珍しく威厳を取り戻し、カリスマたっぷりに仕事を進める総長に、普段失墜していた部下達の総長株も若干回復の兆しすら見せている。
「すみません、ヴァン」
「どうしました?導師」
癒しの笑顔、純粋無垢といわんばかりのそれを向ける少年に、ヴァンは心の中のガッツポーズを悟られないようにしながら振り向いた。
己の作り出した、品行方正なレプリカは日々の勤めを問題なく果たしているまさに前導師とは対極に位置するような人物で、ゆえに其れまでは必須であった、「奴の笑みを見た瞬間に逃げる」といった対処法は必要ない。
予想通りの柔らかな笑みを浮かべた少年は、しかし次の瞬間悲しげに眉を寄せてみせる。
(間違っても、次の瞬間に音叉が飛んでくることもない。...反射として染み付いた防御姿勢が少し悲しい)
「...アッシュを、知りませんか?」
導師が口にした言葉は、一瞬の思考停止をヴァンにもたらす。意味が分からず、しかし同時に何か嫌な予感が胸に広がるのを自覚しながらも、取りあえずヴァンは聞いてみた。
「アッシュが、どうかしましたか」
「いえ、部屋にいないので。どこにいったのかお聞きしたかったんです」
「...は?」
「その、それで、ヴァン宛てに僕の机にこんな書置きが」
おずおずと、あくまで大人しい性格を表すようにそっと手渡されたそれは、簡素に二つに折られた紙の切れはし。...とりあえず、開いてみる。
『暇だから グランコクマで 一暴れ』
ああ見事に5、7、5。簡潔でしかも分かりやすい。
主に教育を担当している死神ディストあたりが見れば、「私の教育の賜物ですね!」と騒いで即座にシンク辺りに殴られていただろう。しかし、幸か不幸かそれを見ているのはヴァンであり、それを持っているのはイオン。
「あ、そうそう。
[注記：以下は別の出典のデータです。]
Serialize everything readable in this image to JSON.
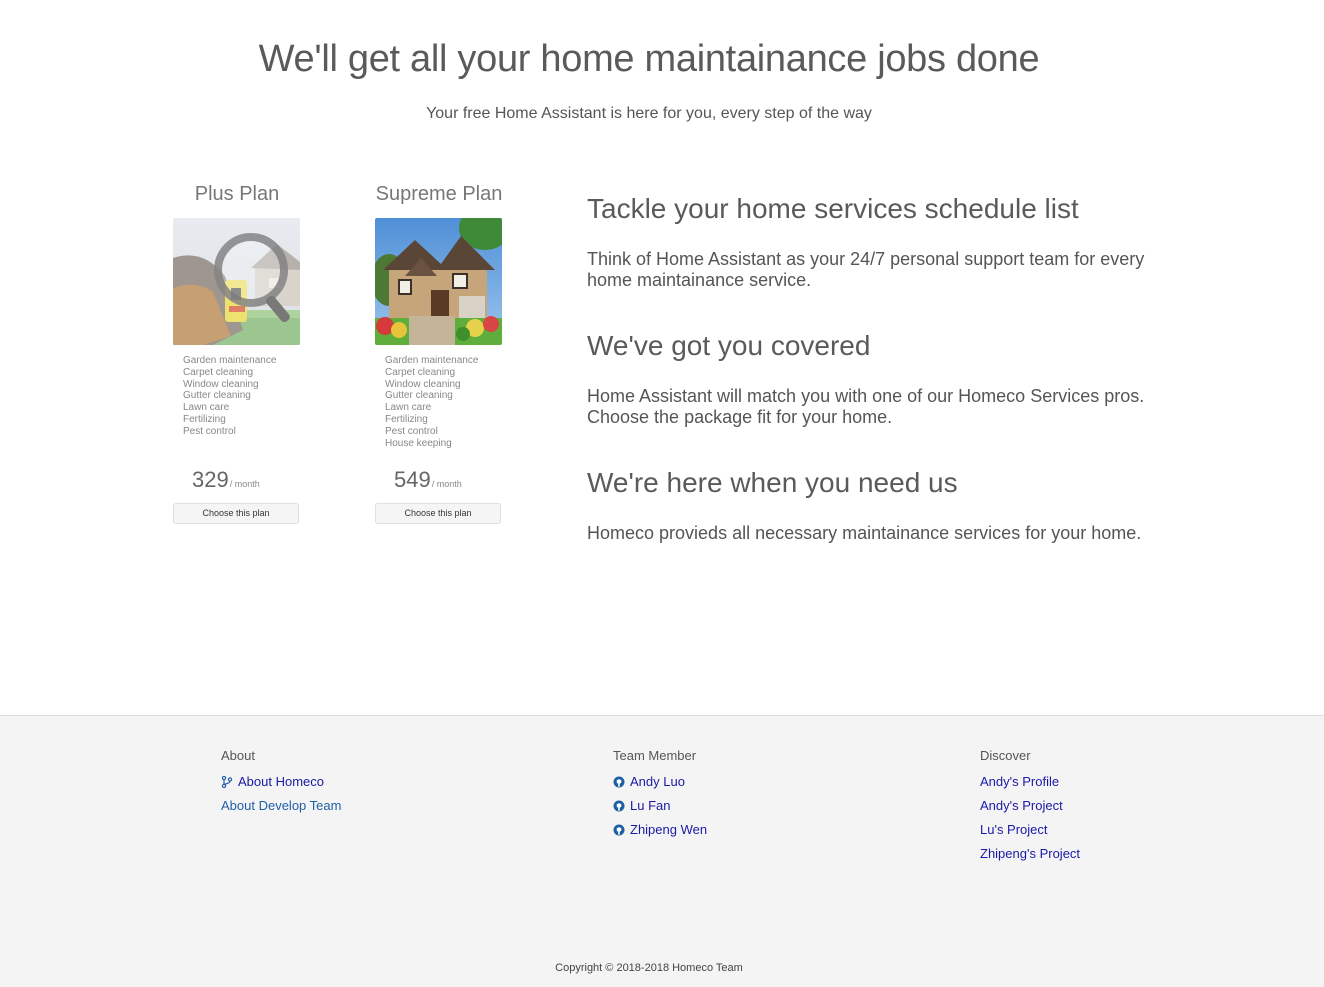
{
  "hero": {
    "title": "We'll get all your home maintainance jobs done",
    "subtitle": "Your free Home Assistant is here for you, every step of the way"
  },
  "plans": [
    {
      "name": "Plus Plan",
      "features": [
        "Garden maintenance",
        "Carpet cleaning",
        "Window cleaning",
        "Gutter cleaning",
        "Lawn care",
        "Fertilizing",
        "Pest control"
      ],
      "price": "329",
      "per": "/ month",
      "button": "Choose this plan"
    },
    {
      "name": "Supreme Plan",
      "features": [
        "Garden maintenance",
        "Carpet cleaning",
        "Window cleaning",
        "Gutter cleaning",
        "Lawn care",
        "Fertilizing",
        "Pest control",
        "House keeping"
      ],
      "price": "549",
      "per": "/ month",
      "button": "Choose this plan"
    }
  ],
  "features": [
    {
      "heading": "Tackle your home services schedule list",
      "text": "Think of Home Assistant as your 24/7 personal support team for every home maintainance service."
    },
    {
      "heading": "We've got you covered",
      "text": "Home Assistant will match you with one of our Homeco Services pros. Choose the package fit for your home."
    },
    {
      "heading": "We're here when you need us",
      "text": "Homeco provieds all necessary maintainance services for your home."
    }
  ],
  "footer": {
    "about": {
      "heading": "About",
      "links": [
        {
          "label": "About Homeco",
          "icon": "code-branch-icon"
        },
        {
          "label": "About Develop Team"
        }
      ]
    },
    "team": {
      "heading": "Team Member",
      "links": [
        {
          "label": "Andy Luo",
          "icon": "github-icon"
        },
        {
          "label": "Lu Fan",
          "icon": "github-icon"
        },
        {
          "label": "Zhipeng Wen",
          "icon": "github-icon"
        }
      ]
    },
    "discover": {
      "heading": "Discover",
      "links": [
        {
          "label": "Andy's Profile"
        },
        {
          "label": "Andy's Project"
        },
        {
          "label": "Lu's Project"
        },
        {
          "label": "Zhipeng's Project"
        }
      ]
    },
    "copyright": "Copyright © 2018-2018 Homeco Team"
  },
  "colors": {
    "link": "#1a1aa6",
    "link_alt": "#1f5fa8",
    "footer_bg": "#f4f4f4",
    "heading": "#5a5a5a"
  }
}
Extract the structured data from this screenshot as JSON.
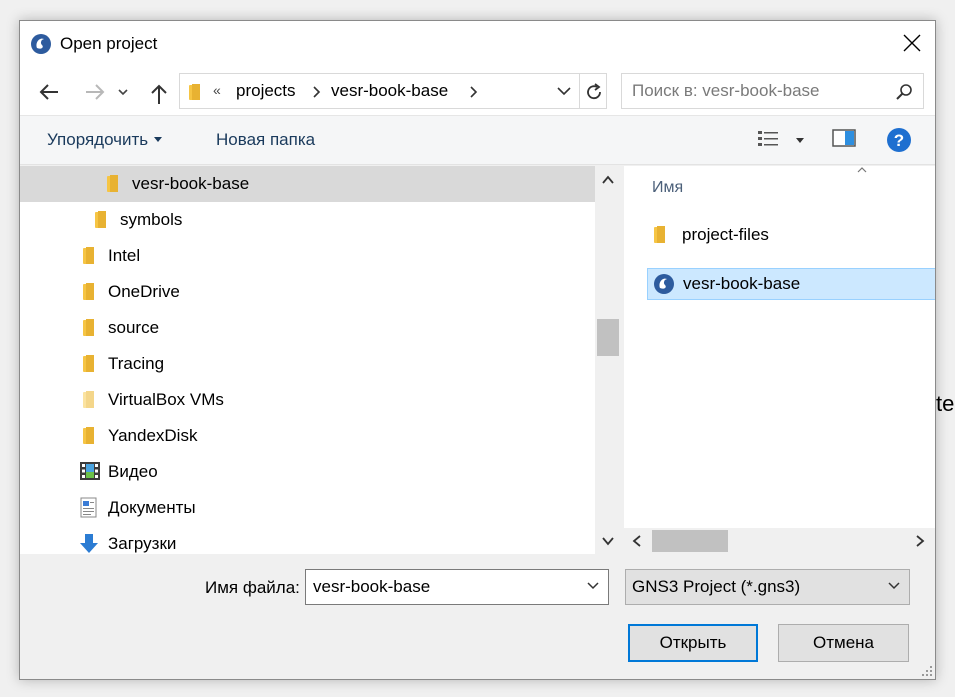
{
  "window": {
    "title": "Open project"
  },
  "background_fragment": "te",
  "nav": {
    "address_crumbs": [
      "projects",
      "vesr-book-base"
    ],
    "more_glyph": "«"
  },
  "search": {
    "placeholder": "Поиск в: vesr-book-base"
  },
  "toolbar": {
    "organize_label": "Упорядочить",
    "new_folder_label": "Новая папка"
  },
  "tree": {
    "items": [
      {
        "label": "vesr-book-base",
        "icon": "folder-icon",
        "selected": true
      },
      {
        "label": "symbols",
        "icon": "folder-icon"
      },
      {
        "label": "Intel",
        "icon": "folder-icon"
      },
      {
        "label": "OneDrive",
        "icon": "folder-icon"
      },
      {
        "label": "source",
        "icon": "folder-icon"
      },
      {
        "label": "Tracing",
        "icon": "folder-icon"
      },
      {
        "label": "VirtualBox VMs",
        "icon": "folder-light-icon"
      },
      {
        "label": "YandexDisk",
        "icon": "folder-icon"
      },
      {
        "label": "Видео",
        "icon": "video-folder-icon"
      },
      {
        "label": "Документы",
        "icon": "documents-folder-icon"
      },
      {
        "label": "Загрузки",
        "icon": "downloads-folder-icon"
      }
    ]
  },
  "files": {
    "column_header": "Имя",
    "items": [
      {
        "label": "project-files",
        "icon": "folder-icon"
      },
      {
        "label": "vesr-book-base",
        "icon": "gns3-project-icon",
        "selected": true
      }
    ]
  },
  "bottom": {
    "filename_label": "Имя файла:",
    "filename_value": "vesr-book-base",
    "filetype_value": "GNS3 Project (*.gns3)",
    "open_label": "Открыть",
    "cancel_label": "Отмена"
  },
  "colors": {
    "selection_fill": "#cce8ff",
    "tree_selection": "#d9d9d9",
    "accent": "#0078d7",
    "folder": "#f6c544"
  }
}
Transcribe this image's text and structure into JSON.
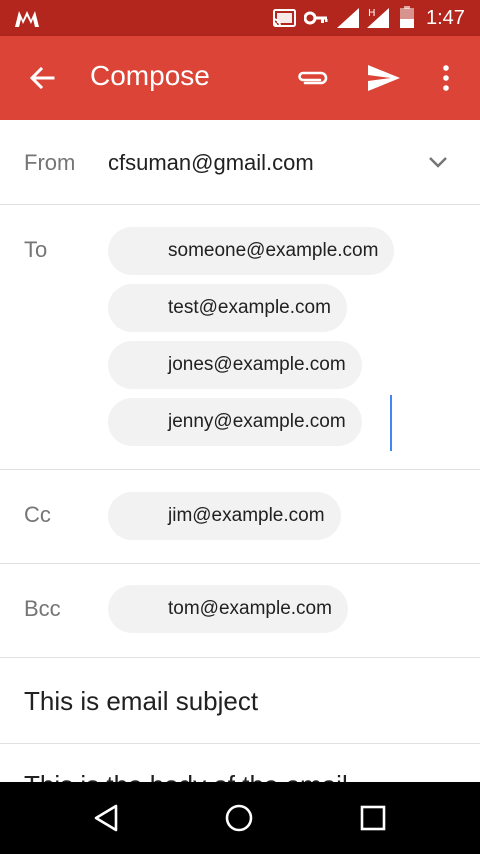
{
  "status_bar": {
    "time": "1:47",
    "icons": [
      "app-logo-icon",
      "cast-icon",
      "key-icon",
      "signal-icon",
      "signal-h-icon",
      "battery-icon"
    ]
  },
  "app_bar": {
    "title": "Compose",
    "icons": [
      "back-arrow-icon",
      "paperclip-icon",
      "send-icon",
      "more-vert-icon"
    ],
    "color": "#db4437"
  },
  "from": {
    "label": "From",
    "value": "cfsuman@gmail.com"
  },
  "to": {
    "label": "To",
    "recipients": [
      "someone@example.com",
      "test@example.com",
      "jones@example.com",
      "jenny@example.com"
    ]
  },
  "cc": {
    "label": "Cc",
    "recipients": [
      "jim@example.com"
    ]
  },
  "bcc": {
    "label": "Bcc",
    "recipients": [
      "tom@example.com"
    ]
  },
  "subject": "This is email subject",
  "body": "This is the body of the email",
  "nav_bar": {
    "icons": [
      "nav-back-icon",
      "nav-home-icon",
      "nav-recents-icon"
    ]
  },
  "colors": {
    "status_bar": "#b3261e",
    "app_bar": "#db4437",
    "chip_bg": "#f2f2f2",
    "cursor": "#4285f4"
  }
}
アッシュに、お土産は珊瑚のペーパーナイフがいいと伝えてくださいね」
おっとりしたその口調に、妙に黒さが混じるのは気のせいだろうか。
若干、背後のかつての導師オリジナルの幻影がダブっているような気もしないでもない。
「...」
とりあえず、その紙切れを導師から受け取ったヴァンは、「アッシュウウウ!!!!!国際問題に発展するような行動は慎みなさいっ!!!!」と叫びながら、音速を超えた速度で教会を飛び出してゆく。
「ああ、今日も平和だなぁ」
「うんうん」
いつもより遅い時間の、総長の大絶叫に、のんびりと信者たちが呟いたとか呟かないとか。